Some of the most thrilling stories I’ve ever heard are those of treasure hunts. Explorers, pirates, and detectives alike all strike out on a mission to obtain the objects of their desires—whether the value be monetary or sentimental. Within the literary world, we have our own lost treasures: famous manuscripts misplaced by time or destroyed at the hands of frustrated writers or natural disasters. Here are five of the most famous missing or destroyed manuscripts.

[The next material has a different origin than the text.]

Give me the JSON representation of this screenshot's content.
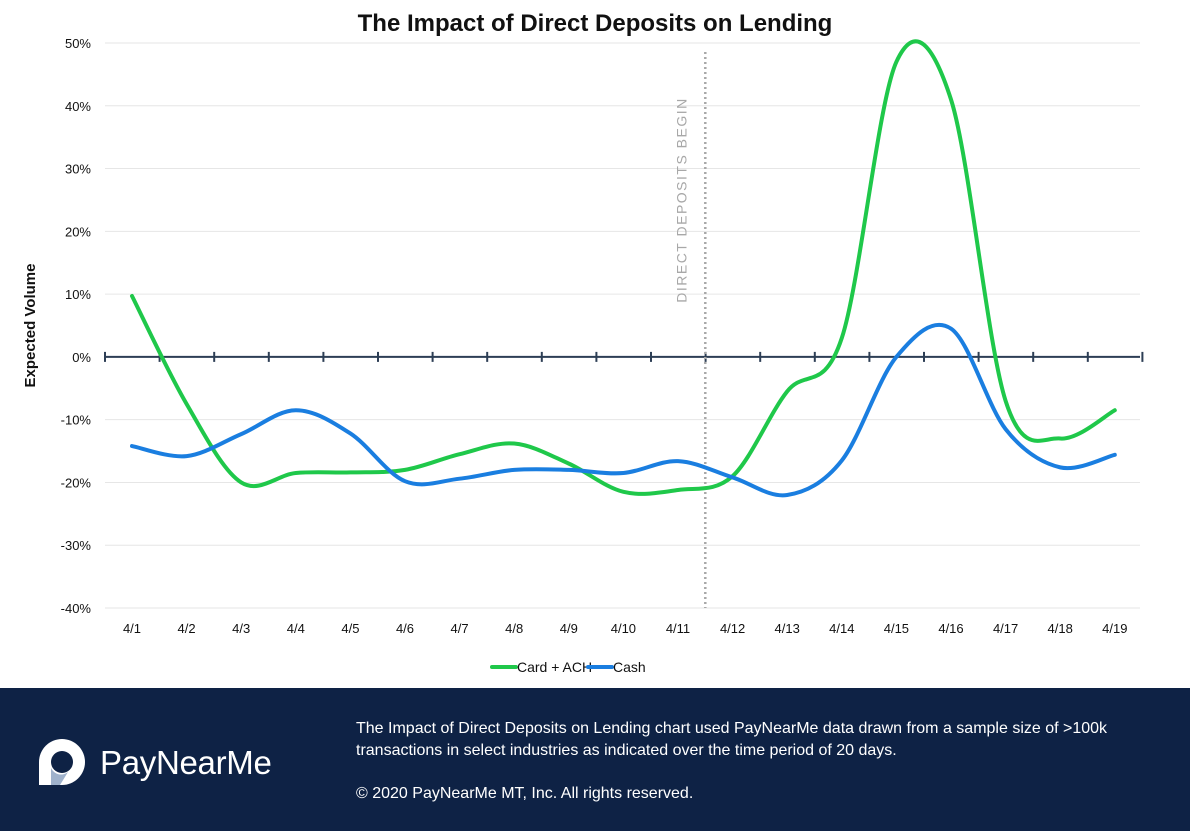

1. Conversation at Midnight
Written by the Pulitzer Prize-winning poet Edna St. Vincent Millay, this manuscript was devoured by a hotel fire in 1936. Though the original work was lost, Millay was able to remember aspects of the first draft that were pieced together to construct the finished product. This is a feat I greatly admire, as I can barely remember what I’ve written on a Microsoft Word Document ten seconds after my computer dies.
Allegedly performed for King James I in the 1600s, this play by William Shakespeare is nowhere to be found. Whether it might have been dropped into the ocean, destroyed by a fire, mistakenly left at a pub, or used to make paper airplanes that soared to a desert island is up for debate.
3. Dead Souls
Though part one of this Russian classic is intact, parts two and three of Nikolai Gogol’s creation met their fiery end at the suggestion of a Russian priest. Which is ironic, when you think about it.
4. World War I Writings
A collection of Ernest Hemingway’s writings and reflections regarding his experiences of World War I were in a suitcase that was stolen from his (first) wife while she was traveling from Paris to Switzerland. In addition to depriving the world of a piece of Hemingway, these thieves may have unknowingly planted the conflict that led to Hadley and Ernest’s divorce.
5. Stephen Hero
Written by James Joyce as a precursor to A Portrait of the Artist as a Young Man and published after his death, the book is unfinished. A dissatisfied Joyce threw the manuscript into the fire, and the chunks that remain were salvaged by his wife, Nora.
Though most of these manuscripts are likely never to be seen again, there is always a glimmer of hope. Buried in the backyard, collecting dust in an attic, or sitting quietly in an old stolen suitcase, there just might be a treasure waiting to be found.